Monsieur Bruno Q. m’envoie plusieurs photos de bronze, qu’il nous dit avoir hérités. Comme il s’agit de jolies pièces, que les photos sont bien prises, je vais y consacrer plusieurs notes. Nous commençons aujourd’hui par une petite chèvre.
Ce bronze est tout petit : 8 cm de long et 7 cm de haut. Selon le catalogue raisonné de Pierre-Jules Mène (Richarme et Poletti – Univers du Bronze), cette « mignonnette » a été créée après 1846 et a été édtiée par l’atelier Mène, puis par l’atelier Mène-Cain et par Susse. Elle doit être assez rare car je ne l’avais jamais vue et MM. Richarme et Poletti n’en disent rien. Ils n’en donnent pas les dimensions et ne montrent qu’une photo en noir et blanc. Ils mentionnent un exemplaire à la Franses Gallery de Londres.
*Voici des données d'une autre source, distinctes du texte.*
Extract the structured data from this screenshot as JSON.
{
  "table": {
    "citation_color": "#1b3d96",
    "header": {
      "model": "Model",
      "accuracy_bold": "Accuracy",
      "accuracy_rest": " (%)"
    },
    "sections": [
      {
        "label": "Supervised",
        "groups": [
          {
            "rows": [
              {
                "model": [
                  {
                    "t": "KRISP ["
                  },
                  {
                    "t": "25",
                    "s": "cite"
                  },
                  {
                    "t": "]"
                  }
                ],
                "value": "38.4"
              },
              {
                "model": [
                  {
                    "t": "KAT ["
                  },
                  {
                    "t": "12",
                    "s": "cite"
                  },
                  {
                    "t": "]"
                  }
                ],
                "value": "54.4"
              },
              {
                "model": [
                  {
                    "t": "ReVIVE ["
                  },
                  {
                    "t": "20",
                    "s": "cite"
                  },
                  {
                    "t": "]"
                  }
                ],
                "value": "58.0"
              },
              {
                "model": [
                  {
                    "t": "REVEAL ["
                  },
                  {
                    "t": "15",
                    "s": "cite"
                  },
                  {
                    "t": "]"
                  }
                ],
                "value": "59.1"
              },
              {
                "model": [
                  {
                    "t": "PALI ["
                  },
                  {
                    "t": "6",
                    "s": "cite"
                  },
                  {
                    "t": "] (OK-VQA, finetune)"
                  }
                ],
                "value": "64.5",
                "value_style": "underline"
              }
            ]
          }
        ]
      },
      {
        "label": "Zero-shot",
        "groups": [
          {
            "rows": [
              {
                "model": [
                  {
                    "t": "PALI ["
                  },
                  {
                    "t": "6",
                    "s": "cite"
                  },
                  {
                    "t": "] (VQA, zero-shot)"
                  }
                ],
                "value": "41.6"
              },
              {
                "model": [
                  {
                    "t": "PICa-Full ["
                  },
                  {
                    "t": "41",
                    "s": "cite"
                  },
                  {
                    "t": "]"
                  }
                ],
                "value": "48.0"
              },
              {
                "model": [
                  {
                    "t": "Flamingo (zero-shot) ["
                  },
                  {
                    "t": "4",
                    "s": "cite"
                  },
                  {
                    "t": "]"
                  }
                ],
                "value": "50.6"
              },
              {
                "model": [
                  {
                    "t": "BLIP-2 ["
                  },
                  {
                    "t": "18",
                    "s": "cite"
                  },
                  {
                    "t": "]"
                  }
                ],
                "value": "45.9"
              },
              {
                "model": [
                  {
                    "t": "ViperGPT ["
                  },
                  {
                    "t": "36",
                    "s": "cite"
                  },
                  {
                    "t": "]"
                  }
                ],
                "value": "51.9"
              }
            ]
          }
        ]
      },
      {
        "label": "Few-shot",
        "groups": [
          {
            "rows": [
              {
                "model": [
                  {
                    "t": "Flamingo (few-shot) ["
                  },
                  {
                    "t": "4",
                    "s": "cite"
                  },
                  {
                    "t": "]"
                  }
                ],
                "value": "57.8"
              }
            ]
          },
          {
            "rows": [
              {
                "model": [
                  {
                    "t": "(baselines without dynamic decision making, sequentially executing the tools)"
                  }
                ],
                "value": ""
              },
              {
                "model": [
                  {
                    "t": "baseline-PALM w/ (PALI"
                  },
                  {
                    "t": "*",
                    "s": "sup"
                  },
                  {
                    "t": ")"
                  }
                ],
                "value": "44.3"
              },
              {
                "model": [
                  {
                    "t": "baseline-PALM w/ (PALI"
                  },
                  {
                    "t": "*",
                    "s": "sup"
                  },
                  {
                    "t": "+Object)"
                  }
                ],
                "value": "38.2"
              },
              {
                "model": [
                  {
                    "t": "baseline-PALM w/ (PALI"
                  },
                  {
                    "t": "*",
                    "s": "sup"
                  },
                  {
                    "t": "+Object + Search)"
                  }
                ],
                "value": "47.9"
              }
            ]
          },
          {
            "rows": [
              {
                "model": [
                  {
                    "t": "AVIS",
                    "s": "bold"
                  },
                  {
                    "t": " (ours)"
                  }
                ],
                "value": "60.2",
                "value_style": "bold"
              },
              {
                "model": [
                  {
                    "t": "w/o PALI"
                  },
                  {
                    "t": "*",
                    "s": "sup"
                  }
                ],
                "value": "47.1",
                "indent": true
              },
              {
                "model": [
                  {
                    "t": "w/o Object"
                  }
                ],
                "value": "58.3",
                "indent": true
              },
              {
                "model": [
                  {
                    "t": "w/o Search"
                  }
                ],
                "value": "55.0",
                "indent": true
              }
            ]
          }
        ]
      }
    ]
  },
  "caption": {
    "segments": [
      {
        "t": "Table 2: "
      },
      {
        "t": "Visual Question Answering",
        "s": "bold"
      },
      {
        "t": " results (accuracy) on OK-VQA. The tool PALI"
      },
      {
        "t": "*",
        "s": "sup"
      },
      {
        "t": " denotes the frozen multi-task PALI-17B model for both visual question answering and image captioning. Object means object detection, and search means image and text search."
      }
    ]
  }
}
La ciselure est très belle : voyez le collier, le dos creusé qui rend bien la morphologie osseuse des chèvres. Les cornes, quasiment inexistantes, ne sont pas cassées : la pièce a bien été conçue ainsi à l’origine. La signature est très nette, profondément creusée, comme le faisait Mène à la fin de sa carrière.
Pour l’anecdote, cette chèvre est mentionnée dans la catalogue de Susse de la fin du XIXème siècle au prix de de 15 francs ! Pour comparaison, les plus grandes pièces, de 75 cm de long, sont au prix de 1500 francs.
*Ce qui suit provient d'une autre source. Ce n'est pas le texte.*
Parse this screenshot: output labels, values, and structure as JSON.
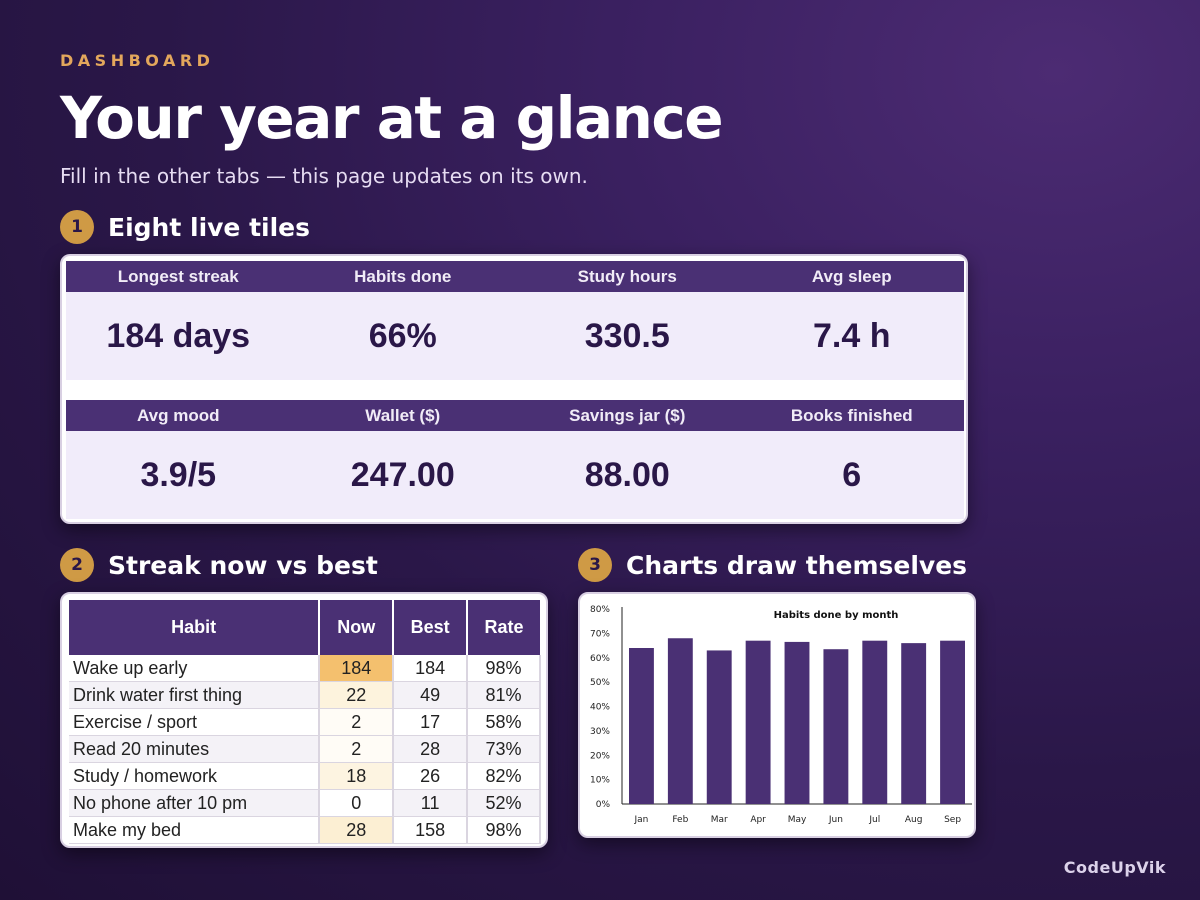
{
  "header": {
    "eyebrow": "DASHBOARD",
    "title": "Your year at a glance",
    "subtitle": "Fill in the other tabs — this page updates on its own."
  },
  "sections": [
    {
      "number": "1",
      "title": "Eight live tiles"
    },
    {
      "number": "2",
      "title": "Streak now vs best"
    },
    {
      "number": "3",
      "title": "Charts draw themselves"
    }
  ],
  "tiles": [
    {
      "label": "Longest streak",
      "value": "184 days"
    },
    {
      "label": "Habits done",
      "value": "66%"
    },
    {
      "label": "Study hours",
      "value": "330.5"
    },
    {
      "label": "Avg sleep",
      "value": "7.4 h"
    },
    {
      "label": "Avg mood",
      "value": "3.9/5"
    },
    {
      "label": "Wallet ($)",
      "value": "247.00"
    },
    {
      "label": "Savings jar ($)",
      "value": "88.00"
    },
    {
      "label": "Books finished",
      "value": "6"
    }
  ],
  "streak_table": {
    "headers": [
      "Habit",
      "Now",
      "Best",
      "Rate"
    ],
    "rows": [
      {
        "habit": "Wake up early",
        "now": "184",
        "best": "184",
        "rate": "98%",
        "now_fill": "#f4c06e"
      },
      {
        "habit": "Drink water first thing",
        "now": "22",
        "best": "49",
        "rate": "81%",
        "now_fill": "#fdf3dd"
      },
      {
        "habit": "Exercise / sport",
        "now": "2",
        "best": "17",
        "rate": "58%",
        "now_fill": "#fffcf6"
      },
      {
        "habit": "Read 20 minutes",
        "now": "2",
        "best": "28",
        "rate": "73%",
        "now_fill": "#fffcf6"
      },
      {
        "habit": "Study / homework",
        "now": "18",
        "best": "26",
        "rate": "82%",
        "now_fill": "#fdf4e1"
      },
      {
        "habit": "No phone after 10 pm",
        "now": "0",
        "best": "11",
        "rate": "52%",
        "now_fill": "#ffffff"
      },
      {
        "habit": "Make my bed",
        "now": "28",
        "best": "158",
        "rate": "98%",
        "now_fill": "#fcefd3"
      }
    ]
  },
  "chart_data": {
    "type": "bar",
    "title": "Habits done by month",
    "categories": [
      "Jan",
      "Feb",
      "Mar",
      "Apr",
      "May",
      "Jun",
      "Jul",
      "Aug",
      "Sep"
    ],
    "values": [
      64,
      68,
      63,
      67,
      66.5,
      63.5,
      67,
      66,
      67
    ],
    "ylim": [
      0,
      80
    ],
    "yticks": [
      "0%",
      "10%",
      "20%",
      "30%",
      "40%",
      "50%",
      "60%",
      "70%",
      "80%"
    ],
    "bar_color": "#4a3074",
    "grid": false
  },
  "brand": "CodeUpVik",
  "colors": {
    "accent": "#cf9a45",
    "header_purple": "#4a3074",
    "tile_bg": "#f1ecfa"
  }
}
Qui est Pierre-Jules Mène ? Né en 1810 et mort en 1879, il a commencé à travailler chez son père tourneur de métaux, a exercé divers métiers et s’est fait connaître en exposant au Salon en 1838. Son oeuvre comprend beaucoup de chiens, de chevaux et de cerfs, mais il a étendu son art aux renards, bétail – dont des moutons tout à fait dans le style de Rosa et Isidore Bonheur – et oiseaux de basse-cour, et même aux scènes exotiques, comme « La lionne (ou jaguar ?) et le caïman ». Cain, très grand sculpteur bien qu’un peu pompier (cf. « Lion et autruche » au jardin du Luxembourg), était son gendre.
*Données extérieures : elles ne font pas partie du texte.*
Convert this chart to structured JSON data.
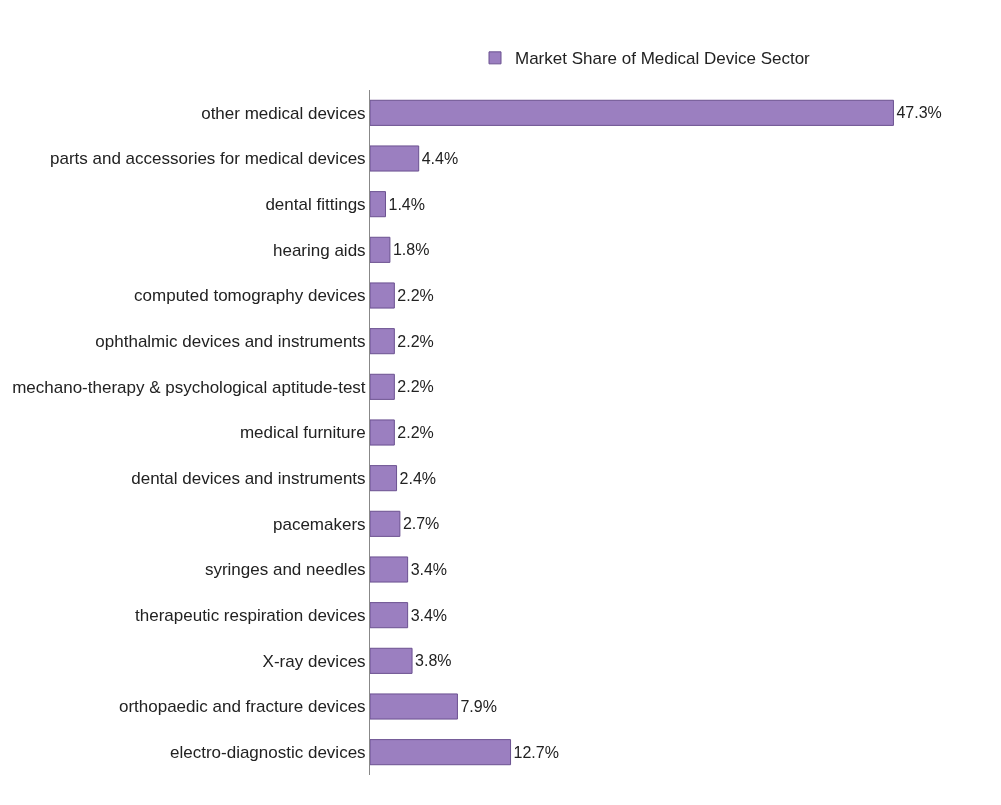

Il est souvent présenté comme le plus grand sculpteur animalier après Barye. Je ne suis pas tout à fait de cet avis, Frémiet le dépassant à mon avis par sa précision, sa sensibilité et surtout sa diversité.
On voit très très souvent en ventes certaines pièces de Mène : lévriers jouant à la balle, braque à l’arrêt, chasseur écossais tenant un renard, cerf à la feuille, et tous ses chevaux.
Contrairement à Frémiet, qui faisait tout pour en obtenir, Mène n’a pas fait beaucoup de commandes publiques.
Comme pour tous les grands sculpteurs, les oeuvres de Mène ont été beaucoup produites, avec malheureusement beaucoup de pâles copies et de fontes tardives, parfois assez bonnes malgré tout. Ce n’est pas le cas de cette chèvre, certainement ancienne.
Quelle estimation donner à ce joli petit animal ? C’est difficile, surtout en ce moment où le prix des bronzes anciens baisse à vive allure. Il s’agit d’une petite pièce, donc forcément de faible valeur. Mais elle a pour elle sa qualité et sa rareté. Il me semble qu’elle pourrait se situer dans une fourchette de 400 Euros à 700 Euros.
Rendez-vous dans quelques jours pour une autre pièce de Monsieur Bruno Q.